A nifty feature which I probably should have taken advantage of was a ‘refer your friends’. Now, if this blog ever takes off, I think it would be worth me having an account because it would be growing itself very nicely if people used my link. Their ‘refer your friends’ link meant that if a friend signed up, and started using Acorns, both of you would get a monetary incentive to keep you going.

Closing the account was super simple. You simply need to go onto the Acorns site, and choose to close your account. There were no hassles, and the money made its way back into my account in about a week.

What I didn’t like:

Acorns charges a monthly fee of $1.25 (or $15 a year) for balances less than $5000. At my time of exit, the value increase in my account was around $14 (on a balance of $271.66). For people who are just going to let those tiny round ups work for them, their increases could be easily eaten by this management fee. However, if they weren’t going to save that money in the first place, Acorns is fantastic.

Why I left:

While Acorns is perfect for dipping your toes in the market, some of its fantastic features just weren’t for me. I’m capable of setting aside my own savings, and do so every month.

I have a mortgage to pay down, and I have an offset account. While I have that debt, Acorns needed to be returning me a rate higher than that of my mortgage rate for it to be worth my money. Only once or twice did I see a return rate over 5%, which wasn’t close enough or consistent enough and wasn’t worth it compared to the account fees for values under $5000. We are only talking about small change here though. I’m also well aware that this style of investing is about long term investment, and that the system would work far better with larger sums of money (The management fees for values above $5000 is 0.275%)

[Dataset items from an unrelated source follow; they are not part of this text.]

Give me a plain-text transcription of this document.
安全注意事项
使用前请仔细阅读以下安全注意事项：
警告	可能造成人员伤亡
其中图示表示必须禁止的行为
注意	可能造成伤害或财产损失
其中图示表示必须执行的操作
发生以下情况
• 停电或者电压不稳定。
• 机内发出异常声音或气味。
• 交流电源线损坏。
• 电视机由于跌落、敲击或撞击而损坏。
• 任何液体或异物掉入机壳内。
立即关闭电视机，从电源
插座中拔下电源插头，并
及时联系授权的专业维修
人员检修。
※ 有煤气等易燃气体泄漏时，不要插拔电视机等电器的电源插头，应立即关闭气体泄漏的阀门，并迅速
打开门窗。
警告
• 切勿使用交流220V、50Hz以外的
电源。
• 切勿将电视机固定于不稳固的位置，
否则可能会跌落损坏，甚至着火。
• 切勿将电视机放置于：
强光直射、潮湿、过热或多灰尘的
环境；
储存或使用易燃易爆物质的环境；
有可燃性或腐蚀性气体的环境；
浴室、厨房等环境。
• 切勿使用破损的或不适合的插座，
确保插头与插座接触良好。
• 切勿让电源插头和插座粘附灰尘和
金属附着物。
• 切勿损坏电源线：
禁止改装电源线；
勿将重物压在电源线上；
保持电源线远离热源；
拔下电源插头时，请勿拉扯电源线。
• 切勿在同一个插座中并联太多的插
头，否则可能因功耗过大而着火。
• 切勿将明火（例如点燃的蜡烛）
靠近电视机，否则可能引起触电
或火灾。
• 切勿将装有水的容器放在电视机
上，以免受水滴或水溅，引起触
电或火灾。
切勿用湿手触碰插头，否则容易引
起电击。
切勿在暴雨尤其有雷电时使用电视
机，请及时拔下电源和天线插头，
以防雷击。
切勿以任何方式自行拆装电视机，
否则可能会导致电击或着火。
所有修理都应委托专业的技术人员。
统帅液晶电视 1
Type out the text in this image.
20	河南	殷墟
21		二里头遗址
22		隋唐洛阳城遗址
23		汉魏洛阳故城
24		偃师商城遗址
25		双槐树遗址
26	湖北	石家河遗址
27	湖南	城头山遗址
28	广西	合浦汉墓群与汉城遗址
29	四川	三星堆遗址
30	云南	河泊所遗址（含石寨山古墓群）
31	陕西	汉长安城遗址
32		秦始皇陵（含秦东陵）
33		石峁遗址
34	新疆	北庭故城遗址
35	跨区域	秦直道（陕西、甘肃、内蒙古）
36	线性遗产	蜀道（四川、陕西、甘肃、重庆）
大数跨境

I’ve already thought about investing in shares. I’ve picked out a couple of dead ringers ‘Blue Chip Stocks’ that I’ll eventually probably invest in. I would rather invest in shares than the real estate market, but Eli and I differ on this point. My first aim is to pay off the mortgage.

The Final Verdict:

Acorns wasn’t for me. But I think a huge proportion of people in my age bracket should be taking a leap and testing it out. The less self-control you have, the better the Acorns return. Lots of little transactions are going to be the best way of funding this. And if you are saving for a downpayment, this could be a good place to keep your money as long as you are comfortable with some risks. Test it out. I’ve come out of the experience a little wiser, and ‘gained’ a net $5 for the 4 months!